Stevens: I got a plane ride over Louisville. While we were up in the air, the pilot asked if I want to fly. He gave me a few tips on how to do it and we flew up there for 10 minutes or so. I also got to drive 20 miles in a late-model stock car. I really enjoyed the sailing lessons in Boston [Massachusetts]. The same day, I did the Segway tour of Boston.
CNN: What personality characteristic has helped you the most?
Stevens: Just being able to relate and get along with people. I think also resourcefulness and being able to figure out how to get from place to place.
CNN: Has there been a time when you almost failed the challenge?
Stevens: Every once in a while, someone will drop something like a dollar bill on the ground. You go to reach for it, but I can't even touch money during the challenge. Or someone will try to hand me some money, and I have to bow out and say I can't.
CNN: What do you miss the most?
Stevens: Definitely my girlfriend, family and friends. I can visit people I know if it's where they live, but they can't come visit me. I get five exceptions. People can visit me for like one day.
CNN: How does social media help you?
Stevens: That's my lifeline. It's amazing.
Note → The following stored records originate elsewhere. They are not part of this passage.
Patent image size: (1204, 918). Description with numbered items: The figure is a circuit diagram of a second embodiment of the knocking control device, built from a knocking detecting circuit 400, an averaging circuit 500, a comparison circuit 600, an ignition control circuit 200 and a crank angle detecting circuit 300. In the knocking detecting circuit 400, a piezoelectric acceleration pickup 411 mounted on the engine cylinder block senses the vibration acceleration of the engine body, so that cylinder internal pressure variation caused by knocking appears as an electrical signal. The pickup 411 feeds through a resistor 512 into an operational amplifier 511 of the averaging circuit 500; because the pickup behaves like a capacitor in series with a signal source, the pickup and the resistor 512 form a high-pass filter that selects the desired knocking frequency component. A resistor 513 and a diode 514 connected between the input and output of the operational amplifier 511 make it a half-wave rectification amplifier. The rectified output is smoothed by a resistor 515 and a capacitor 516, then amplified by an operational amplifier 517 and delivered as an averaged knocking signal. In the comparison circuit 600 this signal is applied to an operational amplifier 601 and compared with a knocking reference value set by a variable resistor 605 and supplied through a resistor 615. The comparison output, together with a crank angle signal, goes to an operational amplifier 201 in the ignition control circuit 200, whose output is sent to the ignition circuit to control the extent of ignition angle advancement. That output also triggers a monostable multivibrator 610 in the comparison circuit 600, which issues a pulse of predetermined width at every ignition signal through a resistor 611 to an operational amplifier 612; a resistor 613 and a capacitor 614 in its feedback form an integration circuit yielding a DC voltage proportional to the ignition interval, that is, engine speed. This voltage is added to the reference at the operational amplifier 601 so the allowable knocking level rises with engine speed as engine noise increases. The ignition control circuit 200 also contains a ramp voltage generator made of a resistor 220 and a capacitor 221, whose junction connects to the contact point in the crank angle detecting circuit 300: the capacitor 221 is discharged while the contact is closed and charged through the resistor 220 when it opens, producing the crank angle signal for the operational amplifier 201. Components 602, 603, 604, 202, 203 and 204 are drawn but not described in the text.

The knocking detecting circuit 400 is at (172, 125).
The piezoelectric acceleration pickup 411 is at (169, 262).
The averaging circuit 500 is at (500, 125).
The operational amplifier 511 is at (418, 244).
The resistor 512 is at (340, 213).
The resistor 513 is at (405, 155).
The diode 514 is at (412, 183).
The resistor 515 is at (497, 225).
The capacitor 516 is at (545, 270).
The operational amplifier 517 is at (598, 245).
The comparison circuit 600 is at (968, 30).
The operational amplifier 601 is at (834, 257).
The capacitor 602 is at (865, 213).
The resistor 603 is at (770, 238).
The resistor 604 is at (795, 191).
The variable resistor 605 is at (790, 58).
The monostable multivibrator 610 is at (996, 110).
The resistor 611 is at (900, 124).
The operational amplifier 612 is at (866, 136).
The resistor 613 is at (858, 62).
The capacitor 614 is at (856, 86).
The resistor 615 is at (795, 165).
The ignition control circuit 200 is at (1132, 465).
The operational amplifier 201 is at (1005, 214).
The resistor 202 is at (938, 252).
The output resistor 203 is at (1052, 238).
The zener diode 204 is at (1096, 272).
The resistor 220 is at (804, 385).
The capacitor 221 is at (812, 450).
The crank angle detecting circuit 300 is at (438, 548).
I think maybe the best example was when I was in Nashville [Tennessee], and I was trying to get to Kentucky. So I put on Facebook I needed to get a bus ticket. Within 12 minutes, I had 12 responses offering to buy me a ticket.
CNN: What do you plan on doing after this challenge?
Stevens: I want to leave myself open. I'm meeting so many great people. It's hard to imagine who I will meet and what opportunities might present themselves nine months down the road.